Потрясение было слишком сильным, чтобы от него оправиться сразу.

Последняя страница рукописи лежит перед ним:

«Мое повествование может показаться странным. Не ищите оправдания, не возвращайтесь к написанному. Примите истину таковой, как она есть. Герой готов сойти со страниц, обмакнуть перо и поставить подпись: Максим Углов».
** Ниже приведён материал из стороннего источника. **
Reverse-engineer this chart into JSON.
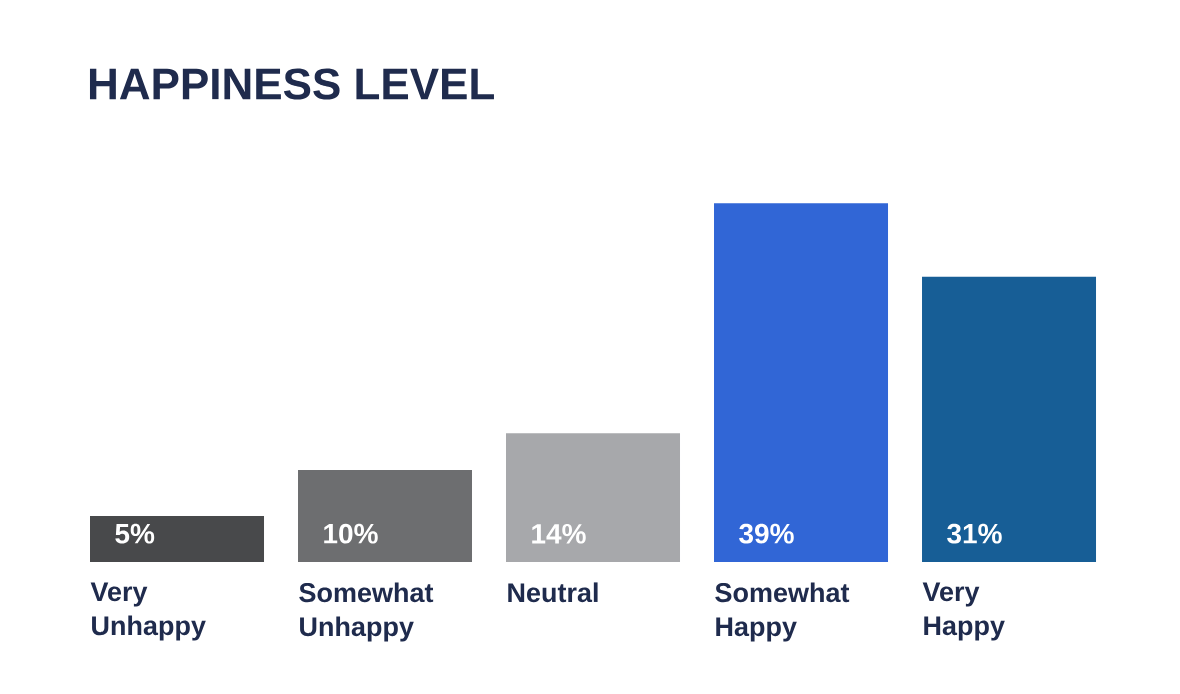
{
  "chart_data": {
    "type": "bar",
    "title": "HAPPINESS LEVEL",
    "categories": [
      "Very Unhappy",
      "Somewhat Unhappy",
      "Neutral",
      "Somewhat Happy",
      "Very Happy"
    ],
    "values": [
      5,
      10,
      14,
      39,
      31
    ],
    "value_labels": [
      "5%",
      "10%",
      "14%",
      "39%",
      "31%"
    ],
    "colors": [
      "#48494b",
      "#6d6e70",
      "#a7a8ab",
      "#3166d6",
      "#175e96"
    ]
  }
}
Васюков не задает вопросов. Васюков думает.

Наступит завтра, собственно, оно уже наступило. Он войдет в редакцию, откроет дверь к Углову в кабинет и скажет… Какими окажутся эти слова? Васюков растирает виски. Привычки, они остаются на всю жизнь. В душе Васюков считает себя неудачником. Все как на скачках. Круг за кругом, и никогда у столба не бываешь первым. Было время, попал в струю — неси, милая.

Оказывается, нет, там еще грести надо. Попробовал быть принципиальным — не поняли. Способный стал заурядным. Принципиальный — конъюнктурным. Хотел ощетиниться, а шерсти-то нет. Сломался, растерял друзей, завяз в долгах. Пил больше от нечего делать, а потом втянулся. Кругом улыбались, смеялись, о чем-то спорили, а он ничего не слышал.
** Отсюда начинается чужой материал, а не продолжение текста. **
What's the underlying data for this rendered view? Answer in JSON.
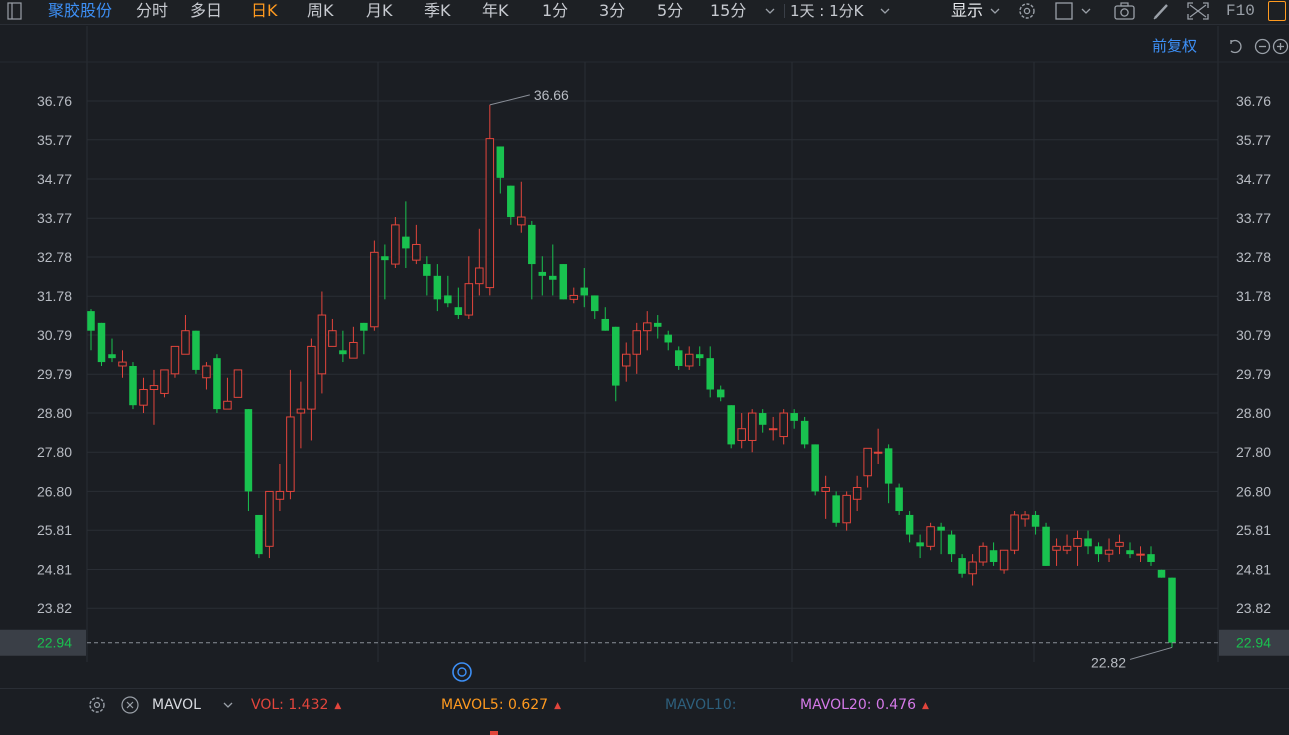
{
  "toolbar": {
    "stock_name": "聚胶股份",
    "periods": [
      "分时",
      "多日",
      "日K",
      "周K",
      "月K",
      "季K",
      "年K",
      "1分",
      "3分",
      "5分",
      "15分"
    ],
    "active_period": "日K",
    "interval_select": "1天 : 1分K",
    "display_label": "显示",
    "f10_label": "F10"
  },
  "chart": {
    "adjust_label": "前复权",
    "price_ticks": [
      "36.76",
      "35.77",
      "34.77",
      "33.77",
      "32.78",
      "31.78",
      "30.79",
      "29.79",
      "28.80",
      "27.80",
      "26.80",
      "25.81",
      "24.81",
      "23.82"
    ],
    "current_price": "22.94",
    "high_annotation": "36.66",
    "low_annotation": "22.82"
  },
  "indicator": {
    "name": "MAVOL",
    "vol_label": "VOL:",
    "vol_value": "1.432",
    "ma5_label": "MAVOL5:",
    "ma5_value": "0.627",
    "ma10_label": "MAVOL10:",
    "ma20_label": "MAVOL20:",
    "ma20_value": "0.476"
  },
  "colors": {
    "up": "#e2453c",
    "down": "#19c24f",
    "accent_blue": "#3d8ff5",
    "accent_orange": "#ff9a1f",
    "ma20_color": "#d479e8",
    "ma10_color": "#2d5f7c"
  },
  "chart_data": {
    "type": "candlestick",
    "y_axis_ticks": [
      36.76,
      35.77,
      34.77,
      33.77,
      32.78,
      31.78,
      30.79,
      29.79,
      28.8,
      27.8,
      26.8,
      25.81,
      24.81,
      23.82
    ],
    "ylim": [
      22.4,
      37.6
    ],
    "last_price": 22.94,
    "max_high": 36.66,
    "min_low": 22.82,
    "candles": [
      [
        31.4,
        30.9,
        31.45,
        30.4
      ],
      [
        31.1,
        30.1,
        31.1,
        30.0
      ],
      [
        30.3,
        30.2,
        30.7,
        30.1
      ],
      [
        30.0,
        30.1,
        30.4,
        29.7
      ],
      [
        30.0,
        29.0,
        30.1,
        28.9
      ],
      [
        29.0,
        29.4,
        29.7,
        28.8
      ],
      [
        29.4,
        29.5,
        29.9,
        28.5
      ],
      [
        29.3,
        29.9,
        29.9,
        29.2
      ],
      [
        29.8,
        30.5,
        30.5,
        29.7
      ],
      [
        30.3,
        30.9,
        31.3,
        30.3
      ],
      [
        30.9,
        29.9,
        30.9,
        29.8
      ],
      [
        29.7,
        30.0,
        30.1,
        29.4
      ],
      [
        30.2,
        28.9,
        30.3,
        28.8
      ],
      [
        28.9,
        29.1,
        29.7,
        28.9
      ],
      [
        29.2,
        29.9,
        29.9,
        29.2
      ],
      [
        28.9,
        26.8,
        28.9,
        26.3
      ],
      [
        26.2,
        25.2,
        26.2,
        25.1
      ],
      [
        25.4,
        26.8,
        26.8,
        25.1
      ],
      [
        26.6,
        26.8,
        27.5,
        26.3
      ],
      [
        26.8,
        28.7,
        29.9,
        26.6
      ],
      [
        28.8,
        28.9,
        29.6,
        27.9
      ],
      [
        28.9,
        30.5,
        30.7,
        28.1
      ],
      [
        29.8,
        31.3,
        31.9,
        29.3
      ],
      [
        30.5,
        30.9,
        31.2,
        30.5
      ],
      [
        30.4,
        30.3,
        30.9,
        30.1
      ],
      [
        30.2,
        30.6,
        31.0,
        30.2
      ],
      [
        31.1,
        30.9,
        31.1,
        30.3
      ],
      [
        31.0,
        32.9,
        33.2,
        30.9
      ],
      [
        32.8,
        32.7,
        33.1,
        31.7
      ],
      [
        32.6,
        33.6,
        33.8,
        32.5
      ],
      [
        33.3,
        33.0,
        34.2,
        32.5
      ],
      [
        32.7,
        33.1,
        33.6,
        32.6
      ],
      [
        32.6,
        32.3,
        32.8,
        31.8
      ],
      [
        32.3,
        31.7,
        32.6,
        31.4
      ],
      [
        31.8,
        31.6,
        32.3,
        31.5
      ],
      [
        31.5,
        31.3,
        32.0,
        31.2
      ],
      [
        31.3,
        32.1,
        32.8,
        31.2
      ],
      [
        32.1,
        32.5,
        33.5,
        31.8
      ],
      [
        32.0,
        35.8,
        36.66,
        31.8
      ],
      [
        35.6,
        34.8,
        35.6,
        34.4
      ],
      [
        34.6,
        33.8,
        34.6,
        33.6
      ],
      [
        33.6,
        33.8,
        34.7,
        33.4
      ],
      [
        33.6,
        32.6,
        33.7,
        31.7
      ],
      [
        32.4,
        32.3,
        32.8,
        31.8
      ],
      [
        32.3,
        32.2,
        33.1,
        31.8
      ],
      [
        32.6,
        31.7,
        32.6,
        31.7
      ],
      [
        31.7,
        31.8,
        32.0,
        31.6
      ],
      [
        32.0,
        31.8,
        32.5,
        31.5
      ],
      [
        31.8,
        31.4,
        31.8,
        31.2
      ],
      [
        31.2,
        30.9,
        31.5,
        30.9
      ],
      [
        31.0,
        29.5,
        31.0,
        29.1
      ],
      [
        30.0,
        30.3,
        30.6,
        29.6
      ],
      [
        30.3,
        30.9,
        31.1,
        29.8
      ],
      [
        30.9,
        31.1,
        31.4,
        30.4
      ],
      [
        31.1,
        31.0,
        31.3,
        30.7
      ],
      [
        30.8,
        30.6,
        30.9,
        30.4
      ],
      [
        30.4,
        30.0,
        30.5,
        29.9
      ],
      [
        30.0,
        30.3,
        30.5,
        29.9
      ],
      [
        30.3,
        30.2,
        30.5,
        30.0
      ],
      [
        30.2,
        29.4,
        30.5,
        29.2
      ],
      [
        29.4,
        29.2,
        29.5,
        29.1
      ],
      [
        29.0,
        28.0,
        29.0,
        27.9
      ],
      [
        28.1,
        28.4,
        28.8,
        27.9
      ],
      [
        28.1,
        28.8,
        28.9,
        27.8
      ],
      [
        28.8,
        28.5,
        28.9,
        28.3
      ],
      [
        28.4,
        28.4,
        28.7,
        28.1
      ],
      [
        28.2,
        28.8,
        28.9,
        28.0
      ],
      [
        28.8,
        28.6,
        28.9,
        28.4
      ],
      [
        28.6,
        28.0,
        28.7,
        27.9
      ],
      [
        28.0,
        26.8,
        28.0,
        26.7
      ],
      [
        26.8,
        26.9,
        27.2,
        26.1
      ],
      [
        26.7,
        26.0,
        26.8,
        25.9
      ],
      [
        26.0,
        26.7,
        26.8,
        25.8
      ],
      [
        26.6,
        26.9,
        27.2,
        26.3
      ],
      [
        27.2,
        27.9,
        27.9,
        26.9
      ],
      [
        27.8,
        27.8,
        28.4,
        27.5
      ],
      [
        27.9,
        27.0,
        28.0,
        26.5
      ],
      [
        26.9,
        26.3,
        27.0,
        26.2
      ],
      [
        26.2,
        25.7,
        26.3,
        25.5
      ],
      [
        25.5,
        25.4,
        25.7,
        25.1
      ],
      [
        25.4,
        25.9,
        26.0,
        25.3
      ],
      [
        25.9,
        25.8,
        26.0,
        25.2
      ],
      [
        25.7,
        25.2,
        25.8,
        25.0
      ],
      [
        25.1,
        24.7,
        25.2,
        24.6
      ],
      [
        24.7,
        25.0,
        25.2,
        24.4
      ],
      [
        25.0,
        25.4,
        25.5,
        24.9
      ],
      [
        25.3,
        25.0,
        25.5,
        24.9
      ],
      [
        24.8,
        25.3,
        25.3,
        24.7
      ],
      [
        25.3,
        26.2,
        26.3,
        25.2
      ],
      [
        26.1,
        26.2,
        26.3,
        25.9
      ],
      [
        26.2,
        25.9,
        26.3,
        25.7
      ],
      [
        25.9,
        24.9,
        26.0,
        24.9
      ],
      [
        25.3,
        25.4,
        25.6,
        24.9
      ],
      [
        25.3,
        25.4,
        25.7,
        25.2
      ],
      [
        25.4,
        25.6,
        25.8,
        24.9
      ],
      [
        25.6,
        25.4,
        25.8,
        25.2
      ],
      [
        25.4,
        25.2,
        25.5,
        25.0
      ],
      [
        25.2,
        25.3,
        25.6,
        25.0
      ],
      [
        25.4,
        25.5,
        25.7,
        25.2
      ],
      [
        25.3,
        25.2,
        25.5,
        25.1
      ],
      [
        25.2,
        25.2,
        25.4,
        25.0
      ],
      [
        25.2,
        25.0,
        25.4,
        24.9
      ],
      [
        24.8,
        24.6,
        24.8,
        24.6
      ],
      [
        24.6,
        22.94,
        24.6,
        22.82
      ]
    ]
  }
}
Васюков встает, на цыпочках подходит к кроватке сына, смотрит на разметавшегося во сне Мишку…

Обо всем жалел. Зачем завел семью, зачем уехал из доброго, полусонного Льгова. «Прошу любить и жаловать, поэт-сатирик Петр Васюков. Разрешите автограф? Примите приглашение. Браво!»

И вдруг это предложение работать в журнале. Он ухватился за него. Боялся — передумают. Но никто передумывать не собирался. Его приняли. Этот парень по фамилии Углов поверил ему.

— С чего он взял, что мне можно верить? Я был своим человеком в литературном мире. Но ведь я только был…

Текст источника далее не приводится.